Foreign Ministry sources say they are inclined to support request, as Tokyo tries to play bigger role in Mideast.

TOKYO - Japan has recently requested Washington and Jerusalem to allow it to participate in the international peace conference in Annapolis, scheduled to take place next month, senior Japanese diplomats told Haaretz last week.

Sources from the Foreign Ministry in Jerusalem said they were inclined to support Japan's request.

Israeli-Japanese relations have seen a significant rapprochement in the past few years, after a long cold spell that stemmed from Japan's fear of an Arab oil embargo because of its relations with Israel.
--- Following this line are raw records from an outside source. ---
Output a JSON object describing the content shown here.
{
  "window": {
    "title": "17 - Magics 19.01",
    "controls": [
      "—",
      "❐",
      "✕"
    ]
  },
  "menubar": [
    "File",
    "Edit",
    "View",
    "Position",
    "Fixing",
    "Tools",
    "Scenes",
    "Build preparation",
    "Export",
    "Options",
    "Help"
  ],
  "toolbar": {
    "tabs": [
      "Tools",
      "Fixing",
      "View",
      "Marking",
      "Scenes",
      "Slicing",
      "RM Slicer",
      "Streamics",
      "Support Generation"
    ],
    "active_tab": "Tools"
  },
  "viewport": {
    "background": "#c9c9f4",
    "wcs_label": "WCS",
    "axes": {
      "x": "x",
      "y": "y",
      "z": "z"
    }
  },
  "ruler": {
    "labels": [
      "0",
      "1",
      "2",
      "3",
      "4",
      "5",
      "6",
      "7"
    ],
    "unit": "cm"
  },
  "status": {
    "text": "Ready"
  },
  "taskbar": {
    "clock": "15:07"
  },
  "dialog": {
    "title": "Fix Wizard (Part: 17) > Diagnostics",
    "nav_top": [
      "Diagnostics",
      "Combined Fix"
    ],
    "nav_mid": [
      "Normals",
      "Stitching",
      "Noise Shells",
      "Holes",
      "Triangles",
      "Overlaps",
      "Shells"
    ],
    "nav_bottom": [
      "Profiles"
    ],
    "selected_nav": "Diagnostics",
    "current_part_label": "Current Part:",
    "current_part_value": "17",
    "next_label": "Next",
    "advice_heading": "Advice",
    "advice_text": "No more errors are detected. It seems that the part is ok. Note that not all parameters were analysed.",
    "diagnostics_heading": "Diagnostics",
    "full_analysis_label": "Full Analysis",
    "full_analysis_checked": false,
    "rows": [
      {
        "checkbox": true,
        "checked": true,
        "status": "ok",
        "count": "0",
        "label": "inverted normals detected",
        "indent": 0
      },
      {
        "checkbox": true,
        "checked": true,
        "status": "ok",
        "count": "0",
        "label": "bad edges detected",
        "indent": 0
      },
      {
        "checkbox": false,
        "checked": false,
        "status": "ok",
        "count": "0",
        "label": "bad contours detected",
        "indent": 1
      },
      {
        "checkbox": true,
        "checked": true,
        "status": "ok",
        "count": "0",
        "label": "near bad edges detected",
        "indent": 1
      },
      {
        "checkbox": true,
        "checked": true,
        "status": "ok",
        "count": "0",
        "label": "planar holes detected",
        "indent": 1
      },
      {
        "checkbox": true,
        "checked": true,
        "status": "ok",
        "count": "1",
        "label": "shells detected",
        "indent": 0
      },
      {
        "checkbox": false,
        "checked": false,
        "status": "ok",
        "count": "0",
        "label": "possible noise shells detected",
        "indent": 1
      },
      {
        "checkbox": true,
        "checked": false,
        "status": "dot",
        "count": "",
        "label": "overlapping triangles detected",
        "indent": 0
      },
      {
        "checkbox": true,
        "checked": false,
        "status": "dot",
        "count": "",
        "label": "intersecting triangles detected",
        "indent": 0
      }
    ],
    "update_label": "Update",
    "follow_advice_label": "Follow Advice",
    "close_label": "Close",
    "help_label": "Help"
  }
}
After the 1991 Madrid conference, relations between the two countries started to warm up. Japan is also one of the most generous donor states for the Palestinian Authority. Recently, former Japanese prime minister Junichiro Koizumi visited Israel on the first day of the Second Lebanon War.

Before that, Japan's foreign minister attempted to promote a regional industrial project for Israel, Jordan and the Palestinians. Japan was willing to put up $150 million to fund the venture. President Shimon Peres and Foreign Minister Tzipi Livni have both recently visited Tokyo.
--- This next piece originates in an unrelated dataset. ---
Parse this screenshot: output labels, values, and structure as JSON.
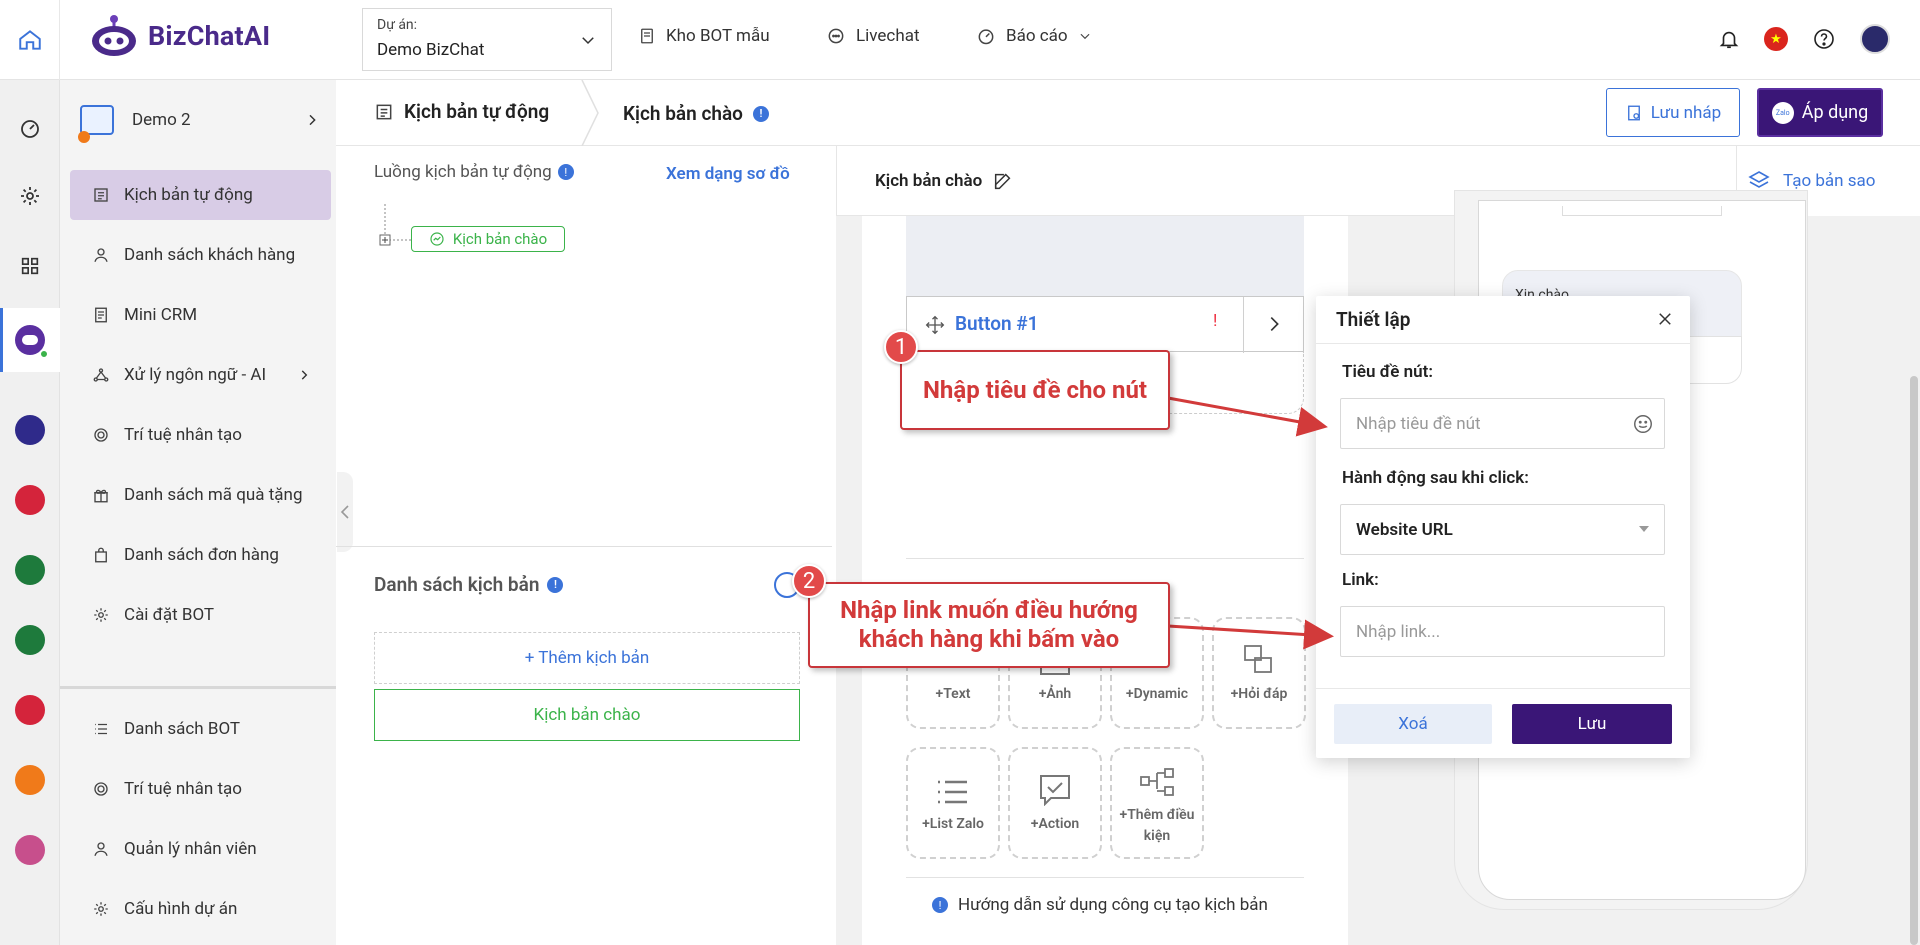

Senior officials at the Japanese Foreign Ministry say the government is seeking to show more involvement in the Middle East. One possible incentive, according to these officials, is becoming a veto-wielding member at the United Nations Security Council.

"For years, Japan has given money but no one remembered. The lesson is that giving money is not enough, we have to be seen," one senior official told Haaretz. "Stability in the Middle East is important to Japan's stability as well," another official said, acknowledging Japan's reliance on Middle Eastern oil.

"During the oil crisis, Tokyo didn't have a choice," the official said. "We had to side with the Arabs because we realized that was the only way to ensure [our receiving] Arab oil. But things have changed since then, and we want to present a balanced approach."